Die Linus Media Group mit dem Hauptkanal Linus Tech Tips (LTT) steht unbeabsichtigt im Mittelpunkt der Youtube-Tech-Welt. Was mit vielen Flüchtigkeitsfehlern begann, artet derzeit in einen Mediensturm aus. Der namensgebende Inhaber Linus Sebastian trägt selbst zur Eskalation bei, mit als fragwürdig empfundenen Stellungnahmen.

Das Management-Team unter dem neuen CEO Terren Tong hat jetzt kurzerhand bis Ende nächster Woche die Videoproduktion gestoppt und will mittelfristig weniger Videos produzieren, um intern aufzuräumen.

Es fing mit einem LTT-Mitarbeiter an, der vor laufender Kamera stolz über die Firmenmoral berichtete: Mit mehr als 100 Angestellten und teurer Ausrüstung seien die eigenen Benchmarks zuverlässiger als bei der Konkurrenz. Für jeden Test würden alle Benchmarks neu durchgeführt und gründlich geprüft.

Der Youtube-Kanal Gamers Nexus hat das zum Anlass genommen, auf einige seinen Worten nach unsinnige, teils widersprüchliche Testergebnisse aufmerksam zu machen. Ernst wurde die Auseinandersetzung allerdings aufgrund einer Zusammenarbeit mit dem Start-up Billet Labs im Juli.

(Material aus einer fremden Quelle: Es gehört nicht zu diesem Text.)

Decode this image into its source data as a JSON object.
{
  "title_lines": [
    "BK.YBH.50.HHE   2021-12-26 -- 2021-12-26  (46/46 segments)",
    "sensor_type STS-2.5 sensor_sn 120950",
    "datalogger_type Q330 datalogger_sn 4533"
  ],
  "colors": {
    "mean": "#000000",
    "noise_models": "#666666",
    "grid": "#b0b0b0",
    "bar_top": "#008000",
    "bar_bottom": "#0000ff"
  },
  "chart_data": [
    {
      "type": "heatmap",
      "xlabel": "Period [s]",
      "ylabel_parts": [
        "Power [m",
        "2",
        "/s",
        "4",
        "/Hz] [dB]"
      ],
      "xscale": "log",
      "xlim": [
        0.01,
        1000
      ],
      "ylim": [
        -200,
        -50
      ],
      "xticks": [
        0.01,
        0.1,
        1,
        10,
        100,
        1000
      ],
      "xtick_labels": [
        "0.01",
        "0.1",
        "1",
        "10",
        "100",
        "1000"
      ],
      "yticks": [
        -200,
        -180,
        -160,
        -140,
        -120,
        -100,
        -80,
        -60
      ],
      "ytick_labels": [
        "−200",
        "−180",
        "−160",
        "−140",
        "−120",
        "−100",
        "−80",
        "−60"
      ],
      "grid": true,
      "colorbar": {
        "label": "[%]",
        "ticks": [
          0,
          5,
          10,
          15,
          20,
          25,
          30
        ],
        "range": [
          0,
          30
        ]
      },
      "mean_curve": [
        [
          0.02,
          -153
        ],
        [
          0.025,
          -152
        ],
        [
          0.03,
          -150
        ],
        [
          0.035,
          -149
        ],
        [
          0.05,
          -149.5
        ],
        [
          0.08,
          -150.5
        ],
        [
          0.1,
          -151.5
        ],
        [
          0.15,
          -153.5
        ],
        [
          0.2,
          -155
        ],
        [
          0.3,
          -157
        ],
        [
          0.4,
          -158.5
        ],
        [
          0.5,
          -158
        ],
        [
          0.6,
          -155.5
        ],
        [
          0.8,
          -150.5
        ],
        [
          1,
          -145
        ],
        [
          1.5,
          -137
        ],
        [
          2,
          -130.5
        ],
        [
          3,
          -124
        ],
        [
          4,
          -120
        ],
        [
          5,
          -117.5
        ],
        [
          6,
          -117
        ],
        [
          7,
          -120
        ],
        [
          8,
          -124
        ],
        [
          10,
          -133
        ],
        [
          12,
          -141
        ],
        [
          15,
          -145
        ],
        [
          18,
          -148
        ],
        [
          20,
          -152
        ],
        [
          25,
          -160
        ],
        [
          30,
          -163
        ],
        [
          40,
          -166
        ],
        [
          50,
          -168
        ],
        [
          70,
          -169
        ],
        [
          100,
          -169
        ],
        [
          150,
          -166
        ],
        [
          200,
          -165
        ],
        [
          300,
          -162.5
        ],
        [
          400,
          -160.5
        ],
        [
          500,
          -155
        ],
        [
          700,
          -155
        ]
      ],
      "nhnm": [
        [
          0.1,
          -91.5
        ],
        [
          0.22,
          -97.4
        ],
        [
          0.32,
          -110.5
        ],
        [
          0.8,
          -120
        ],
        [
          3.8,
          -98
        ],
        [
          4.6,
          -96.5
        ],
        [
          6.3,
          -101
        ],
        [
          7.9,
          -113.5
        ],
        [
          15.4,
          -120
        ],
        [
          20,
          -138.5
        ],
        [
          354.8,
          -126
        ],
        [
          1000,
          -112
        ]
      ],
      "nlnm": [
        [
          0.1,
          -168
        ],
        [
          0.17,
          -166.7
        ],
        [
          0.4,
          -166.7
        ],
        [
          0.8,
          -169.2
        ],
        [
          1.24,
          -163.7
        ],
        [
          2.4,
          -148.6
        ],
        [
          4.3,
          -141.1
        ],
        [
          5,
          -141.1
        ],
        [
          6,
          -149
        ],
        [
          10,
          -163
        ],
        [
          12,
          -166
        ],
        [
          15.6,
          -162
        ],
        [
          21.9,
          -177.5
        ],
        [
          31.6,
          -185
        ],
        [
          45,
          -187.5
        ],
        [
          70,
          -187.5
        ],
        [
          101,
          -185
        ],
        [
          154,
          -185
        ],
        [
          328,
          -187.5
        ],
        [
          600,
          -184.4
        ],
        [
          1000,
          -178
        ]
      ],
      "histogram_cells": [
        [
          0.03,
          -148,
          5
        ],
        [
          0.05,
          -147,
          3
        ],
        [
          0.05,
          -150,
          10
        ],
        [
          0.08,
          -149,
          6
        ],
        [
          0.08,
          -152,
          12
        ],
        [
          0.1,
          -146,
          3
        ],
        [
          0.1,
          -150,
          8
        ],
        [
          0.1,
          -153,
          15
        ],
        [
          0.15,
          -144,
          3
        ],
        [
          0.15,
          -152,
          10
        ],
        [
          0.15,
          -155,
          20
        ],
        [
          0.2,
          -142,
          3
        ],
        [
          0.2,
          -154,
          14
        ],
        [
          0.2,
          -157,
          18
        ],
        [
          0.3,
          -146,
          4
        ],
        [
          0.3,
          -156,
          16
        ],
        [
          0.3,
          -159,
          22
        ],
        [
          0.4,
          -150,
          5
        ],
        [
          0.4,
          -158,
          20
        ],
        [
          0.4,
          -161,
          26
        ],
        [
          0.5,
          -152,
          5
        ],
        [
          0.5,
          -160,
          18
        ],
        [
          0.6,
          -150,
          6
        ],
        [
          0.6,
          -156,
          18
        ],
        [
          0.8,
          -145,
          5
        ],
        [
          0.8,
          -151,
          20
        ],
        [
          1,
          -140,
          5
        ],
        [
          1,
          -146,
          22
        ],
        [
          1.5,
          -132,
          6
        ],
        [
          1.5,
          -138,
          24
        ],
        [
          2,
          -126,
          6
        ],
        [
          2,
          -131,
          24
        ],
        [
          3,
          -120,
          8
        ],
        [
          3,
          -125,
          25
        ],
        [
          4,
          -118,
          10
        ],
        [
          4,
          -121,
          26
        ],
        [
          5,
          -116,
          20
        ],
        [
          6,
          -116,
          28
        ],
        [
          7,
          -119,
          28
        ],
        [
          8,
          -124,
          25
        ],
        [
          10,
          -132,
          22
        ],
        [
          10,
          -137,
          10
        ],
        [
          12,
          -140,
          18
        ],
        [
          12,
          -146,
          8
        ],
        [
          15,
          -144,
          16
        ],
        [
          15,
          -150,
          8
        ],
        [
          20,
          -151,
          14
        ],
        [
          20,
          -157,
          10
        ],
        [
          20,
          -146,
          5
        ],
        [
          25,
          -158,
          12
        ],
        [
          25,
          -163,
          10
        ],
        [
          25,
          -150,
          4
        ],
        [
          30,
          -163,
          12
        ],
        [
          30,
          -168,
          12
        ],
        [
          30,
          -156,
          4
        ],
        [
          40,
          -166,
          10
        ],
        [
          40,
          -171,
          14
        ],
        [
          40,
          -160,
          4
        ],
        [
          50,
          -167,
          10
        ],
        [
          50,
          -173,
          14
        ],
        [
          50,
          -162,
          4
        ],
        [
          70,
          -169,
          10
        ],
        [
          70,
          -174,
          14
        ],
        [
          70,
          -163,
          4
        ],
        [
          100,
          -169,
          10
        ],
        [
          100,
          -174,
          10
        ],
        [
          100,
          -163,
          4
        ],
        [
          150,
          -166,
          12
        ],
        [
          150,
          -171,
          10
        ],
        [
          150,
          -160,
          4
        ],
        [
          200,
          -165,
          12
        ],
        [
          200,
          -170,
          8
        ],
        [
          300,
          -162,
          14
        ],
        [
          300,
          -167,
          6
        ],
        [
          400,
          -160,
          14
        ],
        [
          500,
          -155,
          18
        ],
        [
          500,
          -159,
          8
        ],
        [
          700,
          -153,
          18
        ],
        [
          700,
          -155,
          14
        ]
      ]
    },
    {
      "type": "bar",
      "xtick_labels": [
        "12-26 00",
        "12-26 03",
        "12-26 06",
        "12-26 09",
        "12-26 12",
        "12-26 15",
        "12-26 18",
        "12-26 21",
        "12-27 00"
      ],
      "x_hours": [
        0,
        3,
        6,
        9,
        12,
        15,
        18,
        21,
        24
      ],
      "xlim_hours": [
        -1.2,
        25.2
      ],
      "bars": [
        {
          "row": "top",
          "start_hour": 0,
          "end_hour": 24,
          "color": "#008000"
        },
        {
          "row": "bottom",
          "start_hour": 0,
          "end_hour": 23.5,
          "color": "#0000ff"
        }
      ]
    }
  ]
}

Zwei Bastler haben Billet Labs gegründet, um High-End-Wasserkühler für Grafikkarten und Prozessoren herzustellen. LTT hat eine Prototyp-Einzelanfertigung zusammen mit einer GeForce RTX 3090 Ti zum Testen erhalten. Die Nvidia-Grafikkarte ging intern jedoch verloren. Auf Linus' Anweisung hin wurde der Kühler mit einer inkompatiblen GeForce RTX 4090 getestet. Das Testergebnis fiel wegen einer 1 mm großen Lücke zwischen Grafikchip und Kühler desaströs aus.

In einem Podcast sagte Linus, dass er keine weiteren 100 bis 500 US-Dollar an Arbeitszeit investieren wolle, damit ein Mitarbeiter den Kühler korrekt neu testet. Selbst bei 20 °C besseren Temperaturen wäre sein Urteil aufgrund des hohen Kühlerpreises gleichgeblieben. Umgerechnet 772 Euro kostet ein Exemplar bei der Vorbestellung – Billet Labs will die Wasserkühler künftig in Kleinserie für Enthusiasten selbst fertigen.

Im Anschluss soll LTT den Prototyp trotz zweifacher Nachfrage und gegenteiliger Beteuerungen nicht zurückgeschickt haben. Stattdessen wurde er auf der eigenen LTX Expo versteigert. Für Billet Labs bedeutete das: Verlust eines einzigartigen Prototyps, den potenziell eine Konkurrenzfirma in die Finger bekommen könnte. Nach dem Erscheinen des Gamers-Nexus-Videos hat LTT eine monetäre Kompensierung angeboten.

Im Zuge dieser Kontroverse hat sich derweil Madison Reeve, die frühere Social-Media-Managerin von LTT, zu Wort gemeldet. Sie wirft dem LTT-Management und vielen Ex-Kollegen in zahlreichen Tweets (X-Posts) eine frauenfeindliche Behandlung, sexuelle Übergriffe und Mobbing vor. Das sei alles Teil der Firmenkultur.

In einer ersten Stellungnahme zum Gamers-Nexus-Video machte Linus vornehmlich dem Kanal für die Veröffentlichung Vorwürfe. Der eigene Kühlertest habe kein "Problem mit der 'Genauigkeit'" gehabt, Linus habe "lediglich die Stimmung im Raum falsch erfasst". "Wir wollten, dass niemand [den Kühler] kauft (weil es eine ungeheuerliche Geldverschwendung ist, egal bei welchen Temperaturen es läuft) und wir wollten, dass Billet etwas Marktfähiges herstellt (damit sie, ihr wisst schon, essen können)."

Einen Tag später hat LTTs Management-Team über Youtube eine reflektiertere Stellungnahme veröffentlicht und verspricht Besserung bei den eigenen Prozessen.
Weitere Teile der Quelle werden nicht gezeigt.